= John Budden =

English jurist (1566–1620)

John Budden (1566–1620) was an English jurist, Regius Professor of Civil Law at Oxford, and Principal of Broadgates Hall.

==Life==
He was the son of John Budden of Canford, Dorset—his birthplace. He entered Merton College, Oxford, in Michaelmas 1582, was admitted a scholar of Trinity College, Oxford, on 30 May 1583, and proceeded B.A. on 29 October 1586, M.A. on 27 June 1589, and B.C.L. and D.C.L. on 8 July 1602. At the request of Thomas Allen, he migrated to Gloucester Hall about 1587, and devoted himself to civil law.
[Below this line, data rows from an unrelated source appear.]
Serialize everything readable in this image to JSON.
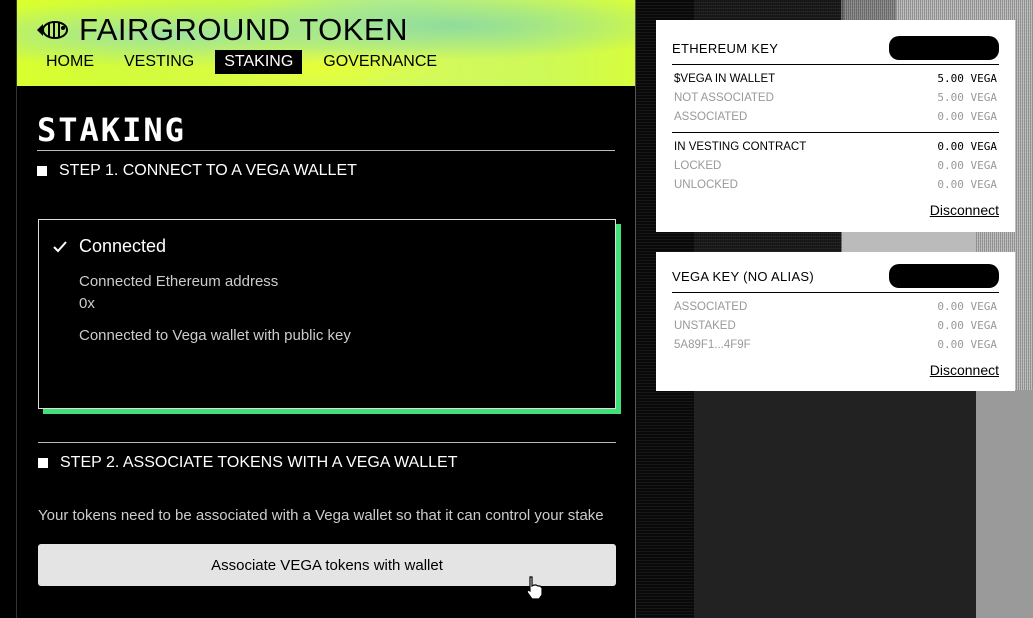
{
  "app": {
    "title": "FAIRGROUND TOKEN"
  },
  "nav": [
    {
      "label": "HOME",
      "active": false
    },
    {
      "label": "VESTING",
      "active": false
    },
    {
      "label": "STAKING",
      "active": true
    },
    {
      "label": "GOVERNANCE",
      "active": false
    }
  ],
  "page": {
    "title": "STAKING"
  },
  "step1": {
    "label": "STEP 1. CONNECT TO A VEGA WALLET",
    "status": "Connected",
    "eth_label": "Connected Ethereum address",
    "eth_value": "0x",
    "vega_label": "Connected to Vega wallet with public key"
  },
  "step2": {
    "label": "STEP 2. ASSOCIATE TOKENS WITH A VEGA WALLET",
    "description": "Your tokens need to be associated with a Vega wallet so that it can control your stake",
    "button": "Associate VEGA tokens with wallet"
  },
  "eth_card": {
    "title": "ETHEREUM KEY",
    "rows1": [
      {
        "label": "$VEGA IN WALLET",
        "value": "5.00 VEGA"
      },
      {
        "label": "NOT ASSOCIATED",
        "value": "5.00 VEGA"
      },
      {
        "label": "ASSOCIATED",
        "value": "0.00 VEGA"
      }
    ],
    "rows2": [
      {
        "label": "IN VESTING CONTRACT",
        "value": "0.00 VEGA"
      },
      {
        "label": "LOCKED",
        "value": "0.00 VEGA"
      },
      {
        "label": "UNLOCKED",
        "value": "0.00 VEGA"
      }
    ],
    "disconnect": "Disconnect"
  },
  "vega_card": {
    "title": "VEGA KEY (NO ALIAS)",
    "rows": [
      {
        "label": "ASSOCIATED",
        "value": "0.00 VEGA"
      },
      {
        "label": "UNSTAKED",
        "value": "0.00 VEGA"
      },
      {
        "label": "5A89F1...4F9F",
        "value": "0.00 VEGA"
      }
    ],
    "disconnect": "Disconnect"
  },
  "colors": {
    "accent_green": "#42e07b",
    "header_yellow": "#d9ff2e"
  }
}
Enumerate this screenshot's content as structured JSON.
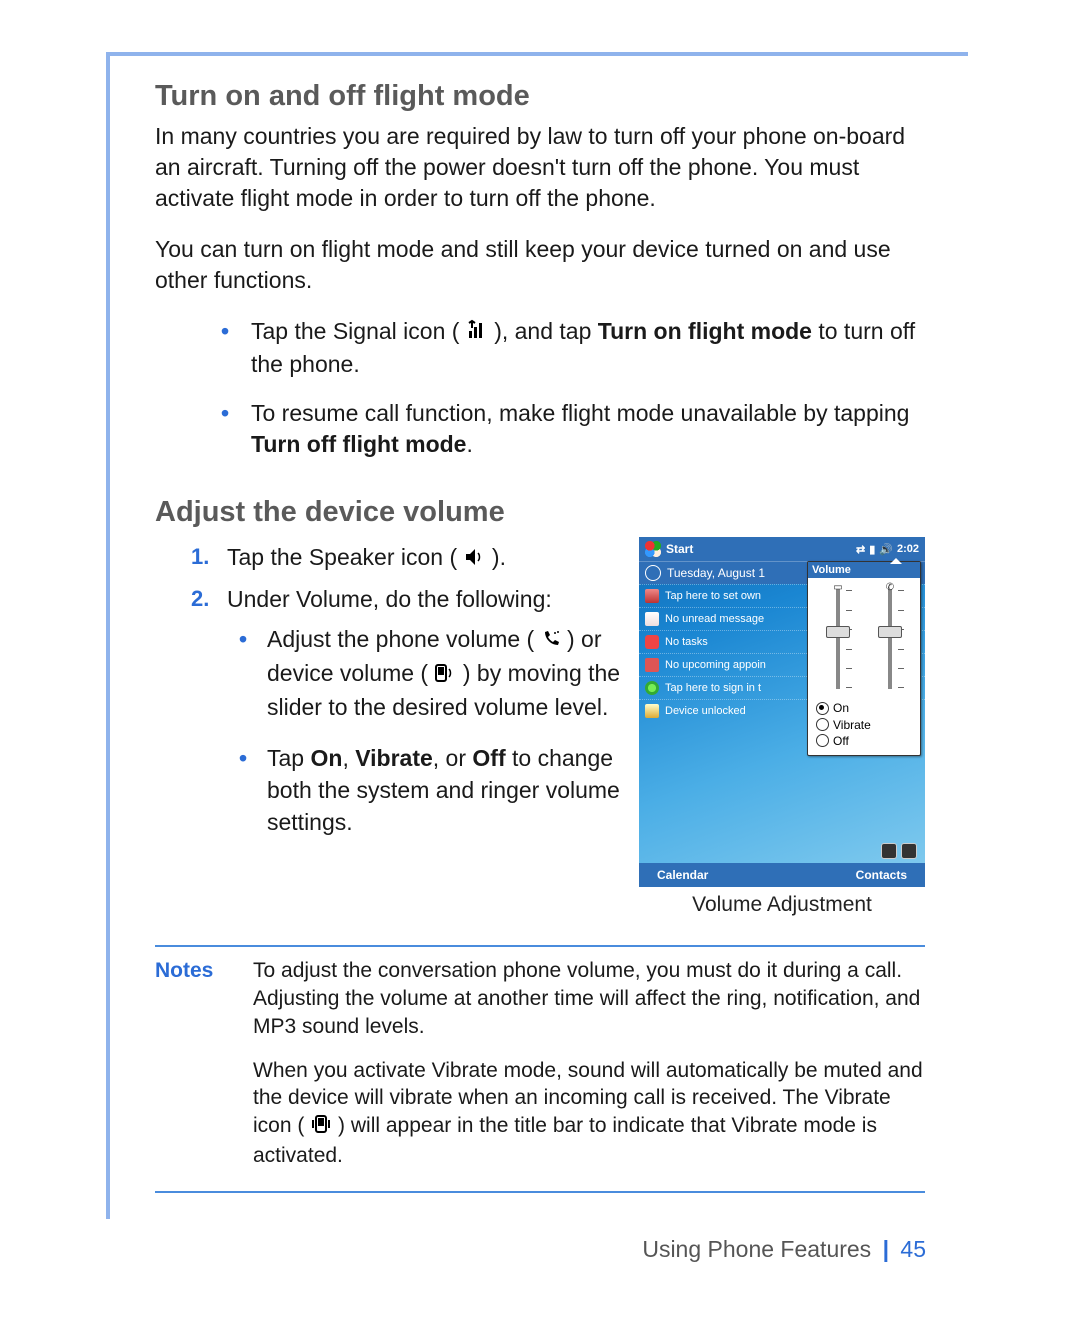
{
  "headings": {
    "flight": "Turn on and off flight mode",
    "volume": "Adjust the device volume"
  },
  "paragraphs": {
    "flight_p1": "In many countries you are required by law to turn off your phone on-board an aircraft. Turning off the power doesn't turn off the phone. You must activate flight mode in order to turn off the phone.",
    "flight_p2": "You can turn on flight mode and still keep your device turned on and use other functions."
  },
  "flight_bullets": {
    "b1_a": "Tap the Signal icon (",
    "b1_b": "), and tap ",
    "b1_bold": "Turn on flight mode",
    "b1_c": " to turn off the phone.",
    "b2_a": "To resume call function, make flight mode unavailable by tapping ",
    "b2_bold": "Turn off flight mode",
    "b2_b": "."
  },
  "vol_steps": {
    "s1_a": "Tap the Speaker icon (",
    "s1_b": ").",
    "s2": "Under Volume, do the following:",
    "s2b1_a": "Adjust the phone volume (",
    "s2b1_b": ") or device volume (",
    "s2b1_c": ") by moving the slider to the desired volume level.",
    "s2b2_a": "Tap ",
    "s2b2_on": "On",
    "s2b2_sep": ", ",
    "s2b2_vib": "Vibrate",
    "s2b2_or": ", or ",
    "s2b2_off": "Off",
    "s2b2_b": " to change both the system and ringer volume settings."
  },
  "caption": "Volume Adjustment",
  "notes": {
    "label": "Notes",
    "p1": "To adjust the conversation phone volume, you must do it during a call. Adjusting the volume at another time will affect the ring, notification, and MP3 sound levels.",
    "p2_a": "When you activate Vibrate mode, sound will automatically be muted and the device will vibrate when an incoming call is received. The Vibrate icon (",
    "p2_b": ") will appear in the title bar to indicate that Vibrate mode is activated."
  },
  "footer": {
    "section": "Using Phone Features",
    "page": "45"
  },
  "device": {
    "start": "Start",
    "clock": "2:02",
    "date": "Tuesday, August 1",
    "rows": {
      "owner": "Tap here to set own",
      "mail": "No unread message",
      "tasks": "No tasks",
      "cal": "No upcoming appoin",
      "msn": "Tap here to sign in t",
      "lock": "Device unlocked"
    },
    "softkeys": {
      "left": "Calendar",
      "right": "Contacts"
    },
    "volume": {
      "title": "Volume",
      "on": "On",
      "vibrate": "Vibrate",
      "off": "Off",
      "selected": "On"
    }
  }
}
Before 1602 he became philosophy reader at Magdalen College, held the office of Principal of New Inn Hall from 1609 to 1618, and was Regius professor of civil law, and principal of Broadgates Hall. He died at Broadgates Hall on 11 June 1620, and was buried in the neighbouring church of St. Aldate's.

==Works==
He was the author of Latin lives of Bishop William Waynflete, Oxon. 1602, and of Archbishop John Morton, London, 1607. The former was published by William Bates, and was republished in the volume entitled Vitæ selectorum aliquot virorum, London, 1681. Budden also translated into Latin Thomas Bodley's Statutes of the Public Library and Sir Thomas Smith's De Republica Anglorum (1610; other editions in 1625, 1630 and 1641), and into English (from the French of Pierre Ayrault) A Discourse for Parents' Honour and Authority over their Children, London, 1614, dedicated to Tobias Matthew.